2-[(2-[2-(dimethylamino)ethoxy]ethyl)methylamino]ethanol

Administrative data

Endpoint:

in vivo mammalian somatic cell study: cytogenicity / erythrocyte micronucleus

Type of information:

experimental study

Adequacy of study:

key study

Study period:

1992-11-03 to 1992-11-17

Reliability:

1 (reliable without restriction)

Rationale for reliability incl. deficiencies:

guideline study

Remarks:

Experimental study was run under GLP conditions and according to OECD guidelines.

Data source

Materials and methods

Test guidelineopen allclose all

GLP compliance:

yes (incl. QA statement)

Type of assay:

micronucleus assay

Test material

Specific details on test material used for the study:

- Name of test mtarial (as cited in study report): Texacat ZF-10
- Chemical name: 2-[(2-[2-(dimethylamino)ethoxyethyl)methylamino]ethanol
- Physical appearance: clear colorless liquid
- Analytical purity: 98.3%
- Lot/batch No.: 18610791 (U186-1-0791)
- Expiration date of the lot/batch: February 1994
- Storage condition of test material: room temperature in the dark

Test animals

Species:

mouse

Strain:

CD-1

Sex:

male/female

Details on test animals or test system and environmental conditions:

TEST ANIMALS
- Source: Charles River U.K. Limited, Margate, Kent, UK
- Age at study initiation: 35 days
- Weight at study initiation: 22-24g
- Assigned to test groups randomly: yes
- Fasting period before study:
- Diet (e.g. ad libitum): free access to pelleted Biosure LAD 1 rodent diet
- Water (e.g. ad libitum): free access to tap water
- Acclimation period: 4 days

ENVIRONMENTAL CONDITIONS
- Temperature (°C): 22
- Air changes (per hr): 30
- Photoperiod (hrs dark / hrs light): artificial light for 12 hours per day

Administration / exposure

Route of administration:

oral: gavage

Details on exposure:

Dose : orally by intragastric gavage
Volume : 20ml/kg bw
Fast period : overnight prior to and for 2 hours after oral dosing.
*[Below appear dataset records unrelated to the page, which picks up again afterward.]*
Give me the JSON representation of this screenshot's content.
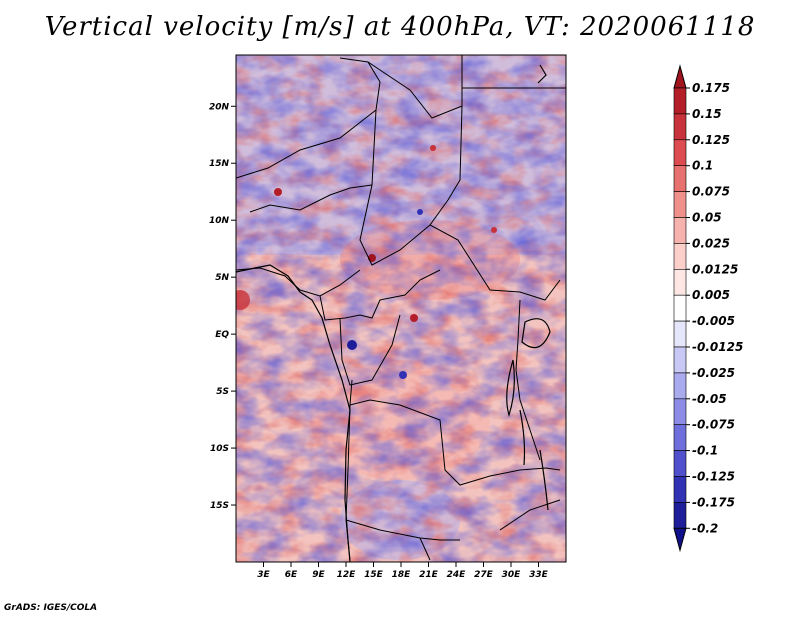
{
  "title": "Vertical velocity [m/s] at 400hPa, VT: 2020061118",
  "footer": "GrADS: IGES/COLA",
  "chart_data": {
    "type": "heatmap",
    "title": "Vertical velocity [m/s] at 400hPa, VT: 2020061118",
    "variable": "Vertical velocity",
    "units": "m/s",
    "level": "400hPa",
    "valid_time": "2020061118",
    "xlabel": "",
    "ylabel": "",
    "xlim": [
      0,
      36
    ],
    "ylim": [
      -20,
      24.5
    ],
    "x_ticks": [
      {
        "value": 3,
        "label": "3E"
      },
      {
        "value": 6,
        "label": "6E"
      },
      {
        "value": 9,
        "label": "9E"
      },
      {
        "value": 12,
        "label": "12E"
      },
      {
        "value": 15,
        "label": "15E"
      },
      {
        "value": 18,
        "label": "18E"
      },
      {
        "value": 21,
        "label": "21E"
      },
      {
        "value": 24,
        "label": "24E"
      },
      {
        "value": 27,
        "label": "27E"
      },
      {
        "value": 30,
        "label": "30E"
      },
      {
        "value": 33,
        "label": "33E"
      }
    ],
    "y_ticks": [
      {
        "value": 20,
        "label": "20N"
      },
      {
        "value": 15,
        "label": "15N"
      },
      {
        "value": 10,
        "label": "10N"
      },
      {
        "value": 5,
        "label": "5N"
      },
      {
        "value": 0,
        "label": "EQ"
      },
      {
        "value": -5,
        "label": "5S"
      },
      {
        "value": -10,
        "label": "10S"
      },
      {
        "value": -15,
        "label": "15S"
      }
    ],
    "legend": {
      "position": "right",
      "labels": [
        "0.175",
        "0.15",
        "0.125",
        "0.1",
        "0.075",
        "0.05",
        "0.025",
        "0.0125",
        "0.005",
        "-0.005",
        "-0.0125",
        "-0.025",
        "-0.05",
        "-0.075",
        "-0.1",
        "-0.125",
        "-0.175",
        "-0.2"
      ],
      "colors": [
        "#a0141e",
        "#b41e28",
        "#c8323a",
        "#dc4c50",
        "#e6716e",
        "#f0918c",
        "#f6b2ac",
        "#fbd0cb",
        "#fde6e3",
        "#ffffff",
        "#e6e6fb",
        "#c8c8f5",
        "#aaaaee",
        "#8c8ce6",
        "#6e6edc",
        "#5050cd",
        "#3232b4",
        "#1e1e9b",
        "#10108a"
      ]
    }
  }
}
Duration of treatment / exposure:

Single acute dose

No. of animals per sex per dose:

40 males and 40 females

Control animals:

yes, concurrent no treatment

yes, concurrent vehicle

Positive control(s):

Mitomycin C, batch number 4530740N, obtained from BDH Limited.
Concentration : 0.6 mg/ml

Examinations

Tissues and cell types examined:

Bone marrow smear from femus.
Examination of erythrocytes

Details of tissue and slide preparation:

Sampling times : 24, 48 and 72 hours after treatment.

Evaluation criteria:

Evaluation of clinical signs and mortalities
Count of micronucleated polychromatic and normochromatic erythrocytes.
Examination of at least 1000 erythrocytes for each animal and assessment of the ratio of polychromatic to normochromatic erythrocytes

Results and discussion

Additional information on results:

RESULTS OF PRELIMINARY TOXICITY TEST
PHASE I :
- Dose range: 320, 800, 2000, 5000 mg/kg
PHASE II :
- Dose range: 594, 792, 1056, 1408 mg/kg

Following the dosing in Phase II, any mortality or clinical signs of reaction during the experiment were recorded for a period of 72 hours.
The maximum tolerated dose was estimated to be approximately 1408 mg/kg. This dosage was therfore chosen for use in the micronucleus test.
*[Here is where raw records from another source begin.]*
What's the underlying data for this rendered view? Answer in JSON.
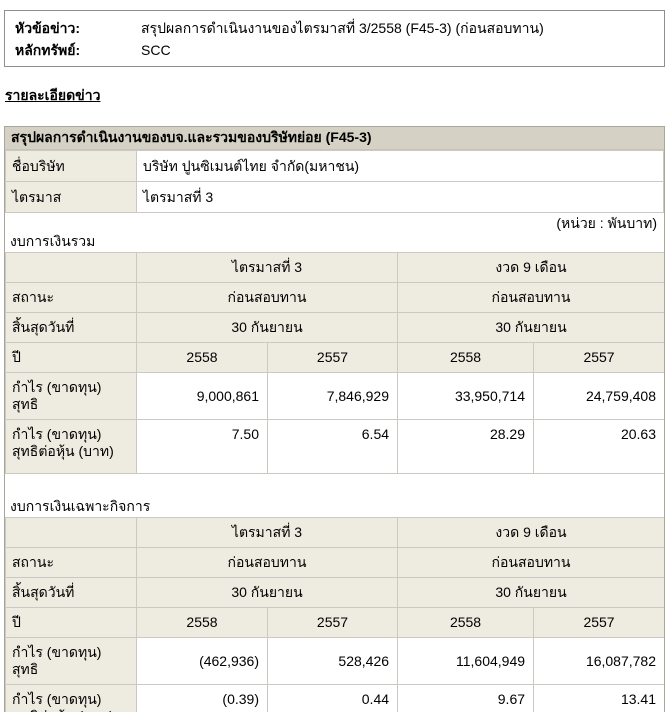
{
  "page": {
    "news_header_label": "หัวข้อข่าว:",
    "news_header_value": "สรุปผลการดำเนินงานของไตรมาสที่ 3/2558 (F45-3) (ก่อนสอบทาน)",
    "security_label": "หลักทรัพย์:",
    "security_value": "SCC",
    "details_heading": "รายละเอียดข่าว"
  },
  "report": {
    "title": "สรุปผลการดำเนินงานของบจ.และรวมของบริษัทย่อย (F45-3)",
    "company_label": "ชื่อบริษัท",
    "company_value": "บริษัท ปูนซิเมนต์ไทย จำกัด(มหาชน)",
    "quarter_label": "ไตรมาส",
    "quarter_value": "ไตรมาสที่ 3",
    "unit_note": "(หน่วย : พันบาท)"
  },
  "labels": {
    "quarter_group": "ไตรมาสที่ 3",
    "nine_month_group": "งวด 9 เดือน",
    "status": "สถานะ",
    "end_date": "สิ้นสุดวันที่",
    "year": "ปี",
    "net_profit": "กำไร (ขาดทุน) สุทธิ",
    "eps_line1": "กำไร (ขาดทุน)",
    "eps_line2": "สุทธิต่อหุ้น (บาท)"
  },
  "consolidated": {
    "section_label": "งบการเงินรวม",
    "status": [
      "ก่อนสอบทาน",
      "ก่อนสอบทาน"
    ],
    "end_date": [
      "30 กันยายน",
      "30 กันยายน"
    ],
    "years": [
      "2558",
      "2557",
      "2558",
      "2557"
    ],
    "net_profit": [
      "9,000,861",
      "7,846,929",
      "33,950,714",
      "24,759,408"
    ],
    "eps": [
      "7.50",
      "6.54",
      "28.29",
      "20.63"
    ]
  },
  "separate": {
    "section_label": "งบการเงินเฉพาะกิจการ",
    "status": [
      "ก่อนสอบทาน",
      "ก่อนสอบทาน"
    ],
    "end_date": [
      "30 กันยายน",
      "30 กันยายน"
    ],
    "years": [
      "2558",
      "2557",
      "2558",
      "2557"
    ],
    "net_profit": [
      "(462,936)",
      "528,426",
      "11,604,949",
      "16,087,782"
    ],
    "eps": [
      "(0.39)",
      "0.44",
      "9.67",
      "13.41"
    ]
  },
  "colors": {
    "title_bar_bg": "#d5d1c5",
    "label_cell_bg": "#eeebe0",
    "inner_border": "#ccc9c2",
    "outer_border": "#a8a59d",
    "box_border": "#8f8f8f"
  }
}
RESULTS OF DEFINITIVE STUDY
Texacat ZF-10 failed to cause any significant decresae in the ratio of polychromatic to normochromatic erythrocytes.

Any other information on results incl. tables

The positive control with Mitomycin C did not reveal any statistically significant decreases in the ratio of polychromatic to normochromatic erythrocytes. It should be noted that even very cytotoxic compounds such as mitomycine C do not always produce a substantial decrease in this ratio as early as the 24 hours sampling time because of the lag caused by erythrocyte maturation.

Applicant's summary and conclusion

Conclusions:

Since the test substance did not cause any substantial increase in the incidence of micronucleated polychromatic erythrocytes or any substantial decrease in the p/n ratio, it is concluded that the test substance did not show any evidence of causing chromosome damage or bone marrow cell toxicity when administered orally in the in vivo test procedure.